L’urna fu deposta nel tumulo murario, il marmo nuovamente serrato, in attesa di un nome ed una foto. Mentre le lacrime si mischiavano alle ultime invocazioni, mi voltai, allontanandomi di qualche passo dalla folla. Era successo tutto troppo in fretta perché potessi realmente rendermene conto. E restavo lì, chiedendomi che razza di persona fossi diventato. Niente, non riuscii a trovare niente che facesse breccia in quell’inspiegabile e freddo straniamento.
-Jude?- Ricordo lo sguardo triste di mia madre, il misurato stare in disparte del suo nuovo compagno. Ricordo di aver stretto mani, ricevuto condoglianze, abbracciato persone. Ricordo le increspature sul rubicondo viso dell’uomo che mi ero quasi disabituato a chiamare nonno.
Ciò che iniziava già a sbiadire era il suo volto, la sua voce.
-Torna a casa con noi-
Strisciai la suola degli stivali sul ghiaietto umido, il capo chino: -Ho deciso di prendermi un po’ di tempo per pensare-
-Un anno sabbatico- suggerì prontamente l’uomo al fianco di mia madre, sorridendo senza motivo.
-Qualcosa del genere- concessi. Sollevai lo sguardo, mi strinsi nel cappotto. –Qui a Dyke- aggiunsi. La voce non si spezzo affatto, come invece pensavo. Era la soluzione più naturale. Dovevo restare lì, in quel piccolo borgo montano dimenticato dal resto del mondo. Mia madre annuì. Mi baciò, sussurrandomi qualche raccomandazione. Con la coda dell’occhio vidi il nonno avviarsi verso il paese, il passo deciso grazie all’aiuto di un bastone. Mi apprestai a seguirlo.
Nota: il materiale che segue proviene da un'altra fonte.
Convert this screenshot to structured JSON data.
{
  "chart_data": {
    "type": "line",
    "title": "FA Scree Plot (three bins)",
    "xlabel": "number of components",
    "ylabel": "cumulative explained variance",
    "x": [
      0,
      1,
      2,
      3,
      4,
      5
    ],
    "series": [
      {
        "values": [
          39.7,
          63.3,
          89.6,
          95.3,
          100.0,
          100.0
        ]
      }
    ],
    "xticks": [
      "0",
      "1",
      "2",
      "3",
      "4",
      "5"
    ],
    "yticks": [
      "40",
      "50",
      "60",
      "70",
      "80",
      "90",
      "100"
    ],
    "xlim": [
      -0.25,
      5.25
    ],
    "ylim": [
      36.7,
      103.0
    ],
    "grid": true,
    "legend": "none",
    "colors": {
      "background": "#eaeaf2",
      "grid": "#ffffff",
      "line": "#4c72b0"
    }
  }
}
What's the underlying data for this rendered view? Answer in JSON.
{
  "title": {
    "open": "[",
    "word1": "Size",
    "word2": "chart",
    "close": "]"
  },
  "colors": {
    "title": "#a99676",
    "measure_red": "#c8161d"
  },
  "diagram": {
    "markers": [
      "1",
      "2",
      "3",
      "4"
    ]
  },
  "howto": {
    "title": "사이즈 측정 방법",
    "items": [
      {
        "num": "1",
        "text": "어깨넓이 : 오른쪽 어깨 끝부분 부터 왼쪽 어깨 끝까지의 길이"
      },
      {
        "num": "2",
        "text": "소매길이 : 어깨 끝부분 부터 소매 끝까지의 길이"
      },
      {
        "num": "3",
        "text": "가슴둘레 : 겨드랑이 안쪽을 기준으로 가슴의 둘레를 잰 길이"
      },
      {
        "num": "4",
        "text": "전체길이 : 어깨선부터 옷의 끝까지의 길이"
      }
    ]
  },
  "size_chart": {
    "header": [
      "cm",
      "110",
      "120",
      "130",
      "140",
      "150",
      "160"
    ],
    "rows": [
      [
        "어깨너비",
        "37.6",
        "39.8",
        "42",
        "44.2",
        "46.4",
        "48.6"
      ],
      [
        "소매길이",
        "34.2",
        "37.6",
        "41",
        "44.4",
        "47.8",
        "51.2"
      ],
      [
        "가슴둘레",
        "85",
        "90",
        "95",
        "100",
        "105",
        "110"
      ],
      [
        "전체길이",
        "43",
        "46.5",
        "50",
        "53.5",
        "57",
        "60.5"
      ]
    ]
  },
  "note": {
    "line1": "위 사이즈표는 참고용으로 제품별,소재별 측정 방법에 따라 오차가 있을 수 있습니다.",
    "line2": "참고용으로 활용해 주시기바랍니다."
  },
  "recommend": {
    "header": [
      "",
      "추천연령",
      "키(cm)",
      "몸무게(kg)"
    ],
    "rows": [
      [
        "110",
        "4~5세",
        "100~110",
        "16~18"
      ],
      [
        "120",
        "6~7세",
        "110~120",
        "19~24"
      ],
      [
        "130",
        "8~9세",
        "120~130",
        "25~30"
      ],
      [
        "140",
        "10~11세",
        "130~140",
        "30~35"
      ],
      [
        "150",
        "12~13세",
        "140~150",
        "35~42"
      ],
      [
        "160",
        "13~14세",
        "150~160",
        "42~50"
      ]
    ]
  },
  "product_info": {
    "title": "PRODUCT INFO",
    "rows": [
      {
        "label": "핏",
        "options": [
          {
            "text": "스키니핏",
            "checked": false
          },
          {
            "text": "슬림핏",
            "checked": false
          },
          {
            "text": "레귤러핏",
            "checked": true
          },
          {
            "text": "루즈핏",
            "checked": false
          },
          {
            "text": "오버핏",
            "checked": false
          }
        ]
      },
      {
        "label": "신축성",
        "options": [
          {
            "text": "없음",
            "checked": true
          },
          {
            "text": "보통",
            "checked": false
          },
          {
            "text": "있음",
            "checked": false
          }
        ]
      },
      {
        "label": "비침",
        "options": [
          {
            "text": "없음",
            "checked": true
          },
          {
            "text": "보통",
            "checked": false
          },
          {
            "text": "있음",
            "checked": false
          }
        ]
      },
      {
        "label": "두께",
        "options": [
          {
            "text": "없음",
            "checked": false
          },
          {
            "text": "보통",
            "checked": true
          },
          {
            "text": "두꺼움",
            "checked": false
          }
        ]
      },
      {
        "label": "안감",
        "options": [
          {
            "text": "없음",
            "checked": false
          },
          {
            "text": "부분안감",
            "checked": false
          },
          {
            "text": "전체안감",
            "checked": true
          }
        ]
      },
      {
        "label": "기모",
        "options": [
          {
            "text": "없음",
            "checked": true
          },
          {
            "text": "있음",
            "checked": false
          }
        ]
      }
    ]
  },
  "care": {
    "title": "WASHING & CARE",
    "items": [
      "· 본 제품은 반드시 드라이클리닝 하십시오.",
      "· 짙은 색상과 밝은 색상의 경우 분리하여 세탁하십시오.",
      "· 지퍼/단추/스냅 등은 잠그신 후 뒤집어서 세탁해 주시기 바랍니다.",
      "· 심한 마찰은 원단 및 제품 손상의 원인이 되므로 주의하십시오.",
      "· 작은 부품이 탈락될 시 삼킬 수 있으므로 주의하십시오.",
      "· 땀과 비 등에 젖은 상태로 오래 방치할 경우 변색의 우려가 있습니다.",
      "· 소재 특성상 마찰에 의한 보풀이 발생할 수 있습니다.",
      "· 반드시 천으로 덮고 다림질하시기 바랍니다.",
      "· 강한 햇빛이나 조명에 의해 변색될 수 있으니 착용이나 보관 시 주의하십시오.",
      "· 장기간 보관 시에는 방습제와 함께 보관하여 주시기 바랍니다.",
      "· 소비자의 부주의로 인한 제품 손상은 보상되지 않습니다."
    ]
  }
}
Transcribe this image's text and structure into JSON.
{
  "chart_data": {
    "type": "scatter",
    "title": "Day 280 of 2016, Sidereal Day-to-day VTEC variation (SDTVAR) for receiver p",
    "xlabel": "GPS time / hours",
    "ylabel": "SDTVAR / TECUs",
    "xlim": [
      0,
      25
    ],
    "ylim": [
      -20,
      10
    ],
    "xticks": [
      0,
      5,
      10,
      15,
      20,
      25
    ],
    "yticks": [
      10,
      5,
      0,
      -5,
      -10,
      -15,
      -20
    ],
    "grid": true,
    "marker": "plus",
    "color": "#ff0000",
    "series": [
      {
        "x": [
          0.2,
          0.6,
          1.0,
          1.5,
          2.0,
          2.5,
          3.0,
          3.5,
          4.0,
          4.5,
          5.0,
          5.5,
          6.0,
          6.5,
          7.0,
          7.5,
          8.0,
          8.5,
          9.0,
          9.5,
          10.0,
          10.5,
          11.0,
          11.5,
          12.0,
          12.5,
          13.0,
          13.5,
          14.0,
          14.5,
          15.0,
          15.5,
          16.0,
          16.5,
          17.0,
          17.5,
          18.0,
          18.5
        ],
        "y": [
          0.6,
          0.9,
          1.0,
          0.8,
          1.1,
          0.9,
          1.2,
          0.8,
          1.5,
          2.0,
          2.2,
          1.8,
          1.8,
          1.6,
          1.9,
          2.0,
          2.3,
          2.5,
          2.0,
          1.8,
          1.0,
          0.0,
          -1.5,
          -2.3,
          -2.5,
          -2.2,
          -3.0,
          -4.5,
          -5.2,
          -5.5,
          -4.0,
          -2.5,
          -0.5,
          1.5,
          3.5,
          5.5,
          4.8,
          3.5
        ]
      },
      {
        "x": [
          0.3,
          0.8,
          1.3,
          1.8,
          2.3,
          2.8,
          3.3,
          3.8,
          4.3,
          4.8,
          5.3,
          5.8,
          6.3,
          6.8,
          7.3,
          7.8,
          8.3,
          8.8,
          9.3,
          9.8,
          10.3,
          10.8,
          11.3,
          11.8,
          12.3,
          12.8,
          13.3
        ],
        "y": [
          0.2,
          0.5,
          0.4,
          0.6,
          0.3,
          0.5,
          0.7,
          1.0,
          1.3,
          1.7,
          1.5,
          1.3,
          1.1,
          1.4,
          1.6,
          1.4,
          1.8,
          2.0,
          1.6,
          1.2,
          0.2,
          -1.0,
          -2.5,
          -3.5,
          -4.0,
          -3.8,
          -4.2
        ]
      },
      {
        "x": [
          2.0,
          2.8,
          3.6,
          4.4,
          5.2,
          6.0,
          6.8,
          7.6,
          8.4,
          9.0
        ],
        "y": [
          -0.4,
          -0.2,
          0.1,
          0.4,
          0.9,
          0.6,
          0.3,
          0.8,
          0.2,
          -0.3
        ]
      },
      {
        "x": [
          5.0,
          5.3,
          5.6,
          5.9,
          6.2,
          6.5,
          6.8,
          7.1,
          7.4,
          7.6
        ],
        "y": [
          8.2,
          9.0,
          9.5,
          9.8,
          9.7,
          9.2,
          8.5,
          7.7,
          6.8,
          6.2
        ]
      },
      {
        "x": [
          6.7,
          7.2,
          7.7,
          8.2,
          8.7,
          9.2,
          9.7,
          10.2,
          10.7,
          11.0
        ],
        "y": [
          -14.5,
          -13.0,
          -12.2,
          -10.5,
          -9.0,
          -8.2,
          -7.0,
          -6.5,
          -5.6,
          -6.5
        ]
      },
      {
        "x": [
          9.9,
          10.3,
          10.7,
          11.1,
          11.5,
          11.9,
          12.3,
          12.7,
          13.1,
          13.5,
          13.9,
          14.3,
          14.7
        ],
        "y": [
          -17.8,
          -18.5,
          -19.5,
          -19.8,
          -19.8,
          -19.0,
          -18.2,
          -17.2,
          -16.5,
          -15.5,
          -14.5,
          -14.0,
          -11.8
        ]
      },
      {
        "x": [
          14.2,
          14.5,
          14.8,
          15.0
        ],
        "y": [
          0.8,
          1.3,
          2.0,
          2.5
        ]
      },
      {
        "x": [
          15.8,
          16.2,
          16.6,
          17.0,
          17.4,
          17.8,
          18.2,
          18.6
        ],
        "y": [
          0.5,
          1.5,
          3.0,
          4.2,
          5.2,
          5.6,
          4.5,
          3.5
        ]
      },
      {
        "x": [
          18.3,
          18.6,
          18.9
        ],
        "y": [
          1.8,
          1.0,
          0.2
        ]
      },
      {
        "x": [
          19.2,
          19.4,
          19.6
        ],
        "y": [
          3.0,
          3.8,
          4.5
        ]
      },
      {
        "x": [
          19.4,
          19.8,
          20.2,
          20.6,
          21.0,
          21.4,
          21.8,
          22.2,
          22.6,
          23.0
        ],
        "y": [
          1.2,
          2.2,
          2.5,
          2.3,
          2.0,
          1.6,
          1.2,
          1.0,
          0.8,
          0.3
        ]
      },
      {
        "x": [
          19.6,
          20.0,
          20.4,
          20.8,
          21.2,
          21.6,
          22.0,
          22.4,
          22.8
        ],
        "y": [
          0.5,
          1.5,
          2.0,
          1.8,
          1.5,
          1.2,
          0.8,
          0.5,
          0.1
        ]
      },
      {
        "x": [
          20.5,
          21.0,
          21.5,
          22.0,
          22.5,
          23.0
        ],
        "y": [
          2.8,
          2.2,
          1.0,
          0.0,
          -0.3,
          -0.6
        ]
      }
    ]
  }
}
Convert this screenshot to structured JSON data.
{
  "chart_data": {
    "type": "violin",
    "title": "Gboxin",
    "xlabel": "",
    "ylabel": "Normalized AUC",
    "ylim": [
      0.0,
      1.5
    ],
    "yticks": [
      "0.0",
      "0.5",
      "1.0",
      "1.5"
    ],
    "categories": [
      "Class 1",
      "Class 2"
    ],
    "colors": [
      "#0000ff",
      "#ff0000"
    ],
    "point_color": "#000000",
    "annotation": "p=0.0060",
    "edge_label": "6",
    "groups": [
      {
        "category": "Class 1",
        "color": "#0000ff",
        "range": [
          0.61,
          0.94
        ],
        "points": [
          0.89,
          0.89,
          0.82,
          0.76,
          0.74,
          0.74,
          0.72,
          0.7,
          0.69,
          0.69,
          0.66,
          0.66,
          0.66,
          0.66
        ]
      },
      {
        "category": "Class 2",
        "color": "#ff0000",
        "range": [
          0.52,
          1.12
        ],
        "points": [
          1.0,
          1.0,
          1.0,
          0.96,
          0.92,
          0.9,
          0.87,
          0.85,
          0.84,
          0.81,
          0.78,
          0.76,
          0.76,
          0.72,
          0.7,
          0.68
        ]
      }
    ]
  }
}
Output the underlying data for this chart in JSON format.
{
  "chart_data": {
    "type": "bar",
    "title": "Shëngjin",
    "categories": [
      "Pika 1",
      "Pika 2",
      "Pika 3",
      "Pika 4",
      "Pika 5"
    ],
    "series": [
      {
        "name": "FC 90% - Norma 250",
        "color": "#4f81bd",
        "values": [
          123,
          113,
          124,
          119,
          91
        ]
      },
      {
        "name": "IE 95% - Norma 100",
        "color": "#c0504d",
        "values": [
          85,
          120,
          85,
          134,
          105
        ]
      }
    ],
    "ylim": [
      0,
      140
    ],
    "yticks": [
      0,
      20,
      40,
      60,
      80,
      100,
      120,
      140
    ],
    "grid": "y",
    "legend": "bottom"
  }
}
Mentre costeggiavamo a piedi la diga e le prime case, tirai un definitivo sospiro di sollievo.
Ero sereno, la neve continuava a cadere.
Non scorderò mai quel giorno.
Era il funerale di mio padre, ed io non piansi, come non avevo pianto a quello di mia nonna e del mio migliore amico. Tre nel giro di pochi mesi. Mi sentivo svuotato d’ogni emozione. Disilluso. Non piansi, non prima. Me n’andai, concedendo il beneficio del dubbio al dopo.